I think I'm in Tiajuana
You are not in Tijuana. I saw you an hour ago
I could be
Stop trying to talk to my friends!!
then get some ugly ones...
If you weren't supposed to have sex with your ex then they wouldn't rhyme.
Have you been tested recently?
Well I got my shots when I was a baby so I think I'm immune
The calves of my jeans are covered in jello shots from Sunday, how desperate do I have to be before I start licking them?
Is it bad to get into the ocean at night? i always thought sharks hated the smell of vomit after drinking
The AC broke so he ended up sleeping in the front yard and left his one night stand on the couch.
Just caught my dad doing coke in my bathroom again. Guess whose getting a new car for christmasss.
Just walked into a random hotel for the free breakfast. How was your night?
He better not be in your backpack
Guy just came in wearing only shorts, on his hand was written - my name is ... Call ... And tell them where i am, thanx - in permanent marker, ordered his favorite dish, and left w/out touching it. It's snowing outside.
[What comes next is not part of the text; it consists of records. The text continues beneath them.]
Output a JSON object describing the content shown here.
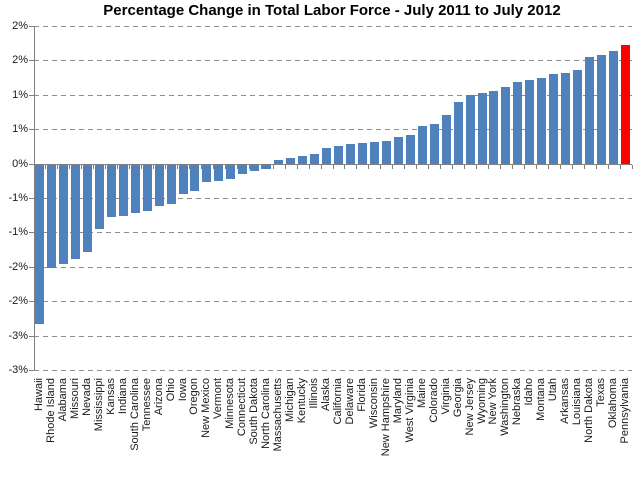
{
  "chart_data": {
    "type": "bar",
    "title": "Percentage Change in Total Labor Force - July 2011 to July 2012",
    "xlabel": "",
    "ylabel": "",
    "legend": "none",
    "grid": "horizontal-dashed",
    "ylim": [
      -3.0,
      2.0
    ],
    "ytick_interval": 0.5,
    "ytick_labels_top_to_bottom": [
      "2%",
      "2%",
      "1%",
      "1%",
      "0%",
      "-1%",
      "-1%",
      "-2%",
      "-2%",
      "-3%",
      "-3%"
    ],
    "x_axis_label_rotation": "rotated-up-90",
    "bar_color_default": "#4F81BD",
    "highlight_color": "#FF0000",
    "highlighted_category": "Pennsylvania",
    "categories": [
      "Hawaii",
      "Rhode Island",
      "Alabama",
      "Missouri",
      "Nevada",
      "Mississippi",
      "Kansas",
      "Indiana",
      "South Carolina",
      "Tennessee",
      "Arizona",
      "Ohio",
      "Iowa",
      "Oregon",
      "New Mexico",
      "Vermont",
      "Minnesota",
      "Connecticut",
      "South Dakota",
      "North Carolina",
      "Massachusetts",
      "Michigan",
      "Kentucky",
      "Illinois",
      "Alaska",
      "California",
      "Delaware",
      "Florida",
      "Wisconsin",
      "New Hampshire",
      "Maryland",
      "West Virginia",
      "Maine",
      "Colorado",
      "Virginia",
      "Georgia",
      "New Jersey",
      "Wyoming",
      "New York",
      "Washington",
      "Nebraska",
      "Idaho",
      "Montana",
      "Utah",
      "Arkansas",
      "Louisiana",
      "North Dakota",
      "Texas",
      "Oklahoma",
      "Pennsylvania"
    ],
    "values": [
      -2.31,
      -1.5,
      -1.45,
      -1.37,
      -1.27,
      -0.93,
      -0.76,
      -0.74,
      -0.71,
      -0.68,
      -0.6,
      -0.57,
      -0.43,
      -0.38,
      -0.26,
      -0.24,
      -0.21,
      -0.14,
      -0.1,
      -0.07,
      0.05,
      0.08,
      0.11,
      0.14,
      0.22,
      0.26,
      0.28,
      0.3,
      0.31,
      0.33,
      0.38,
      0.41,
      0.54,
      0.58,
      0.71,
      0.89,
      1.0,
      1.02,
      1.05,
      1.11,
      1.18,
      1.22,
      1.24,
      1.3,
      1.31,
      1.36,
      1.55,
      1.58,
      1.63,
      1.73
    ]
  },
  "colors": {
    "background": "#FFFFFF",
    "gridline": "#8E8E8E",
    "axis_line": "#808080",
    "text": "#1A1A1A",
    "title_text": "#000000"
  }
}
Spent 20mins wondering why my roommate wouldn't answer after we were pounding on the door.....Def went to the wrong building.
I let my daughters ex boyfriend take me home from the bar. Hey, at least he's old enough to drink
I think everyone at the office can tell I'm dehydrated
you mean still drunk
I've heard it both ways
Guess who just stumbled into work hungover, wearing yesterday's clothes, covered in hickeys and glitter, and carrying a giant bottle of rum in her purse.
I just took plan B at work.
This is the greatest story of all time.